UPDATE: Reader Gary Giumarra has this to say about the World War II internments:
“It amazes me that self-professed conservatives still insist on carrying water for the greatest American icon of the left, FDR, on the issue of WWII internments. The internments were morally wrong, practically unnecessary, and unconstitutional. As far as its unconstitutionality, I know that Justice Scalia ranks the Kurumatsu (sp?) decision as one of the worst in American jurisprudence (I take Scalia over Malkin). As for its necessity, J. Edgar Hoover reported to FDR that the FBI had found no evidence for even a single act of espionage or sabotage amongst Japanese-Americans and Japanese nationals. It was immoral because it deprived tens of thousands of people (including tens of thousands of American citizens) of their unalienable right to liberty (as well as effectively depriving them of most of their property) without anything close to due process. FDR’s attorney general was against it, as was the rest o f his cabinet (the closest one of them came to concurring was Sec. Of War Stimson who believed that Japanese nationals, but not American citizens, should be interned).
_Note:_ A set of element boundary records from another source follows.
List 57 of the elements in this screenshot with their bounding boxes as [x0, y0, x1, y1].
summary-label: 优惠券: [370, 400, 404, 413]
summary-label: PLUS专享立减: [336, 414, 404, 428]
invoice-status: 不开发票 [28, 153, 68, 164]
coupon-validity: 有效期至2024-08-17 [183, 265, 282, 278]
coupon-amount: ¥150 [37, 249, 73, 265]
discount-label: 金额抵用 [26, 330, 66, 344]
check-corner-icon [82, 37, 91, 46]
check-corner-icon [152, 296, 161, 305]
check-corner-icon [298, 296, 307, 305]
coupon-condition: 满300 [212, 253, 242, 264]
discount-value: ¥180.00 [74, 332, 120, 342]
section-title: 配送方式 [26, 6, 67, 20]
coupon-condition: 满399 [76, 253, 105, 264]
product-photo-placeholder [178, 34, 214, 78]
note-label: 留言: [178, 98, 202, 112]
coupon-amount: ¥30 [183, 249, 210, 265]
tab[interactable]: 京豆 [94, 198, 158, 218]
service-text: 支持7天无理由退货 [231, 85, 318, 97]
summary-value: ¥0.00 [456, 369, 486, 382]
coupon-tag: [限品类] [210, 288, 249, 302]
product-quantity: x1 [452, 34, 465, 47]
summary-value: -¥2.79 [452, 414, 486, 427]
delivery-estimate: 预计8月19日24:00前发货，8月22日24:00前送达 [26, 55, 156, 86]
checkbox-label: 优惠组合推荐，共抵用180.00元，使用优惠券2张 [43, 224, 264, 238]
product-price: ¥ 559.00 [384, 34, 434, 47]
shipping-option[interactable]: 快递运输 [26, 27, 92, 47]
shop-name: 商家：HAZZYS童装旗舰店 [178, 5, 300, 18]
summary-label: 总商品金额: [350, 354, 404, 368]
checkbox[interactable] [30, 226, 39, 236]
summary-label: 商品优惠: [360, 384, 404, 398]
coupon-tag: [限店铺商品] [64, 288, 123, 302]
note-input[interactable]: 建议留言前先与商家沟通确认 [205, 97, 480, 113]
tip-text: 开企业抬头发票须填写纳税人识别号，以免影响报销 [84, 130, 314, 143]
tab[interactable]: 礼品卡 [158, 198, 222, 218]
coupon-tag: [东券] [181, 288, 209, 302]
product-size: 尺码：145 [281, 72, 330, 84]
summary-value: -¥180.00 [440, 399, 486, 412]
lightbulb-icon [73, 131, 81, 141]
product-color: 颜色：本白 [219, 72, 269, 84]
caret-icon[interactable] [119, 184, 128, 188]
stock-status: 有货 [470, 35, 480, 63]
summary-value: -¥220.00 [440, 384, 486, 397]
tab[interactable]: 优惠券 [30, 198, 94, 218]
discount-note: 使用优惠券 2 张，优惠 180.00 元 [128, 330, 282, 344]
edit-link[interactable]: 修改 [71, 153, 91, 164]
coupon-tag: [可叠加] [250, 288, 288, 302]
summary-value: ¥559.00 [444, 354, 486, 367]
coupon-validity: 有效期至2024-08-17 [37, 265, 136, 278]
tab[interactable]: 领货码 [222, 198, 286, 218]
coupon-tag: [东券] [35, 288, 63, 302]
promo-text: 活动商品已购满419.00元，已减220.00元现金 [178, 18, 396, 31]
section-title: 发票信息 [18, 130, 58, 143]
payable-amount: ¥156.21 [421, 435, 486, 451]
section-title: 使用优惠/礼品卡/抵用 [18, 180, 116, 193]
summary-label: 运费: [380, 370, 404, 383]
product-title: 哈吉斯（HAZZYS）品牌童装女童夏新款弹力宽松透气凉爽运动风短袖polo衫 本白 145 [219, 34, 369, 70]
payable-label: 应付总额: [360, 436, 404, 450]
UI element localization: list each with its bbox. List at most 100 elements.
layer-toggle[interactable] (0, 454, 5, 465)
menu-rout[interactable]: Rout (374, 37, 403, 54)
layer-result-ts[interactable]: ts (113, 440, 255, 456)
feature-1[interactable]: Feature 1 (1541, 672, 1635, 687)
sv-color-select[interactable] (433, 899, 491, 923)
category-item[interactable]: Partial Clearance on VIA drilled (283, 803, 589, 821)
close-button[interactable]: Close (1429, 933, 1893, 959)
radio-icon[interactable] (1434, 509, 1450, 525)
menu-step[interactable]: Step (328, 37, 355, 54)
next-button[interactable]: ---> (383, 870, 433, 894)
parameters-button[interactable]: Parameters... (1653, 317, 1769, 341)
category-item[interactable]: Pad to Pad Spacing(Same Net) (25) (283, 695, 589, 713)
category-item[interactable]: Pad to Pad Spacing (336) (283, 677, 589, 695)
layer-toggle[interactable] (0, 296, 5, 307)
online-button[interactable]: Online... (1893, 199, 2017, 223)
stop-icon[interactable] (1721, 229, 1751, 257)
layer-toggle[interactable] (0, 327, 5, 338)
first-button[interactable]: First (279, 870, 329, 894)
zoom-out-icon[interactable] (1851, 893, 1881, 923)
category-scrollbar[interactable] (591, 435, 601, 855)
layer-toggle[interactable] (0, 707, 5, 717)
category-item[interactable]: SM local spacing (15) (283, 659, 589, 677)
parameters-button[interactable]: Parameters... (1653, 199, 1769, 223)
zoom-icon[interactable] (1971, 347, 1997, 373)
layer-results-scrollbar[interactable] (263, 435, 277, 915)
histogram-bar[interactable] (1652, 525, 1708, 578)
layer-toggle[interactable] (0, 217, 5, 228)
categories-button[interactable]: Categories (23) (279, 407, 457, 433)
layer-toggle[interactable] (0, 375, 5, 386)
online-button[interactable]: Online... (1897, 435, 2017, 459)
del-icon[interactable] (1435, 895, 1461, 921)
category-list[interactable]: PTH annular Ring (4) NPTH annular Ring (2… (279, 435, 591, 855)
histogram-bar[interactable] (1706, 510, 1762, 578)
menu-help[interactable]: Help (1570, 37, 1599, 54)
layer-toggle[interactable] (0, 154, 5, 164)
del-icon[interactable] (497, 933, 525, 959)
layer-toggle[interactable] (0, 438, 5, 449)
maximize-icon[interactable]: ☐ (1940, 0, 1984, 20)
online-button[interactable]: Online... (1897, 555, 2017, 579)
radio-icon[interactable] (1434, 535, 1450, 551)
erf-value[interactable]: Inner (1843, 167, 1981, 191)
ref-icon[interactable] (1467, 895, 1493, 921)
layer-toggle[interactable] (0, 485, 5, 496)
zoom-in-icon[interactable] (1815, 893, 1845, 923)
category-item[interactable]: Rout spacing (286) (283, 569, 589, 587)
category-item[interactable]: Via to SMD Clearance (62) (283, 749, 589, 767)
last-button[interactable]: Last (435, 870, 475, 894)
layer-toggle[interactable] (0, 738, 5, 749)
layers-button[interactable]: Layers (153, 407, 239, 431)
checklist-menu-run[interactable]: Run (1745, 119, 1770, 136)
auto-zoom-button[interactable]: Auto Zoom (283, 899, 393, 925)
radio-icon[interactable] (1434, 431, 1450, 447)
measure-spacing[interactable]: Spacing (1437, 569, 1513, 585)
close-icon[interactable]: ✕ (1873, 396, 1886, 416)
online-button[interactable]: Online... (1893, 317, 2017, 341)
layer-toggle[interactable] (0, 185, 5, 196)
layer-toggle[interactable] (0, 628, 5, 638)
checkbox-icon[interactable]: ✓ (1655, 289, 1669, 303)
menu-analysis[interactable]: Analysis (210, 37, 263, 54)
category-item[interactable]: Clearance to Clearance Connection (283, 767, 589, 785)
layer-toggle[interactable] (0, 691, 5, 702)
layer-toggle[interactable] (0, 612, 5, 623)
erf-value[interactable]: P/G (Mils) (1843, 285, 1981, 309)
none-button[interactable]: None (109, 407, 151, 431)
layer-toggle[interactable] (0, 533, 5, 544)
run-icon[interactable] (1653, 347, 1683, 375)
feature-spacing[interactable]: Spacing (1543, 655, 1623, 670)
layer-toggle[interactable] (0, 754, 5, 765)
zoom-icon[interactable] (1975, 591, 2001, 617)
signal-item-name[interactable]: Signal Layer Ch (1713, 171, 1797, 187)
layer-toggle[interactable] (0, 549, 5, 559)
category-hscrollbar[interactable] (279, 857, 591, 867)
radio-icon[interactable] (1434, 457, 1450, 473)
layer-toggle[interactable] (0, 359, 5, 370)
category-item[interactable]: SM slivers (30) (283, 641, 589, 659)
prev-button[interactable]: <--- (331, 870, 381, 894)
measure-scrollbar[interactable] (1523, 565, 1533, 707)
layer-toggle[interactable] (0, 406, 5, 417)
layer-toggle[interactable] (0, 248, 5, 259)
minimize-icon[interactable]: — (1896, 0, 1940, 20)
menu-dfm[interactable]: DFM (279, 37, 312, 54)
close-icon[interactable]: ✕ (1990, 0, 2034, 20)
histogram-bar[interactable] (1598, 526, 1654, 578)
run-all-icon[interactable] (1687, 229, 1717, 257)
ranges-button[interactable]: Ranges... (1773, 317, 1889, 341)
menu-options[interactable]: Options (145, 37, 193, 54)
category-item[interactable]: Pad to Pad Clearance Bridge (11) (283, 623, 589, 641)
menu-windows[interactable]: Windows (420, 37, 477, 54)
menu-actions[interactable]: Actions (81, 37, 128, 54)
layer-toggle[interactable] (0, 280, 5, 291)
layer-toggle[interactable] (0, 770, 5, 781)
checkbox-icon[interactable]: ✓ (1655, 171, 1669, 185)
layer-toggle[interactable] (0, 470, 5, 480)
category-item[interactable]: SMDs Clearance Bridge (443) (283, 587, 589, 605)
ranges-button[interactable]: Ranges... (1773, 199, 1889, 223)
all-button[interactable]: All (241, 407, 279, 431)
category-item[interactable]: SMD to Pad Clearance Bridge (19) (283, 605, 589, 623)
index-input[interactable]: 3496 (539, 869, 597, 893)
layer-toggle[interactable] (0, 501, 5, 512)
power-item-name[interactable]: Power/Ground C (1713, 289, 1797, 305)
“Nor is there a direct correlation between mass internments and the use of profiling in law enforcement/homeland security. The one deals only with a temporary administrative inconvenience versus the violation of fundamental rights. I’m for the use of profiling, but I don’t see how Malkin’s quixotic effort to justify the historical side issue of WWII internments will do much if anything to further that cause.
“If you want to read a truly thoughtful account of this event try By Order of the President: FDR and the Internment of Japanese Americans by Greg Robinson. This book is not without flaws. In it Robinson struggles to reconcile the consensus view of the great humanitarianism of FDR with his cold, calculating, almost reptilian decision to send tens of thousands (including tens of thousands of American citizens) to concentration camps. For conservative there should be no problem here. Far from offering apologia for black mark in American history, we should be citing this as an example par excellence of how far the left will go to achieve their political ends.”
The point Mr. Giumarra makes in the first two sentences of his second paragraph is clearly valid. As to whether there’s a case to be made for the World War II internments, I think the best course for me is to read Malkin’s book and, to the extent it seems persuasive, then read Robinson’s and perhaps Chief Justice Rehnquist’s treatment of the subject in All The Laws But One (hat tip to Joshua Sharf for that source).